Je ne crois pas être dans le même casting qu’Eric Zemmour, franchement. J’ai par exemple fait l’éloge du pape prenant la défense des migrants et je me suis fait engueuler justement par Zemmour qui a fait le lendemain sur le même sujet une chronique complètement différente. J’aime en tout cas cet exercice, prendre un sujet du jour et essayer de faire un pas de côté, d’être un peu drôle et léger. Je suis un journaliste populaire, j’ai longtemps travaillé à TF1, j’aime travailler pour le plus grand nombre. Je n’ai jamais travaillé dans un média spécialisé, jamais travaillé pour des initiés.

Des gens que vous n’aimez pas et qui vous le rendent bien, notamment sur les réseaux sociaux, ce sont les ultras. Ce sont quand même eux qui mettent de l’ambiance et de la couleur dans les stades, non?

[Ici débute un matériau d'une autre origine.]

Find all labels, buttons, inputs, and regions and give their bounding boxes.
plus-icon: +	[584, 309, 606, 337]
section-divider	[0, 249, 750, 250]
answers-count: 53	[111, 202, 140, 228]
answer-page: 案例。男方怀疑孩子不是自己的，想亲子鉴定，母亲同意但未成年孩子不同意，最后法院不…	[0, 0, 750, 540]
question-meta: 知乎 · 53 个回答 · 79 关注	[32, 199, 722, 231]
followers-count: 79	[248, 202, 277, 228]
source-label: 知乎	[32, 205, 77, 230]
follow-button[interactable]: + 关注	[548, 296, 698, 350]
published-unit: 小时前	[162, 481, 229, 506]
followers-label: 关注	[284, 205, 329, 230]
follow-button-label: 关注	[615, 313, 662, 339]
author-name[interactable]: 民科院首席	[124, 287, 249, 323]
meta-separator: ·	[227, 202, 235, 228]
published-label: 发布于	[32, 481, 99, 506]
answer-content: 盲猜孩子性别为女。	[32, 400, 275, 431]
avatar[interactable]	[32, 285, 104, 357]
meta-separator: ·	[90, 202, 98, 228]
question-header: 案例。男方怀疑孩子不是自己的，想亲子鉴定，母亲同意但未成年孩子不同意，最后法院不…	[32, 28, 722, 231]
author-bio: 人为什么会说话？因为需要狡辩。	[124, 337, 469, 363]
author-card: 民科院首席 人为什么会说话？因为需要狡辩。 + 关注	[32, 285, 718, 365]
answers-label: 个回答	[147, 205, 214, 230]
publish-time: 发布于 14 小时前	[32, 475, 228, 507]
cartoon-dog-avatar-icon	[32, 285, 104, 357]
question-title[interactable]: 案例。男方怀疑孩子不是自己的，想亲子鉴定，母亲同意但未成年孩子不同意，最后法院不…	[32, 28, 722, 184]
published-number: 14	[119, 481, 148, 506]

Ce qui m’agace dans le phénomène ultra – ils peuvent me dire ce qu’ils veulent – c’est qu’il porte de la violence en lui-même. Ce que je n’aime pas non plus, c’est cette espèce d’appropriation d’un club. On peut être supporter d’un club, on peut aimer un club sans être un ultra. Il y a une forme d’intolérance dans ce phénomène, on a l’impression que les autres supporters n’ont pas le droit de vivre.

Par contre vous aimez bien les «bad boys» sur le terrain…

Il ne faut pas exagérer. Quand on aime le foot, on aime d’abord les artistes. Je préférerais toujours Platini, Zidane ou Messi à un «bad boy». Après, il y a des tempéraments combatifs qu’on peut apprécier, trouver sympathiques. Et puis le foot a progressé depuis les années 1990, l’arbitrage est devenu plus sévère, on protège beaucoup plus les attaquants. Ce qui fait que le football pratiqué aujourd’hui, quand il est au top niveau, est le plus beau qu’on ait jamais vu.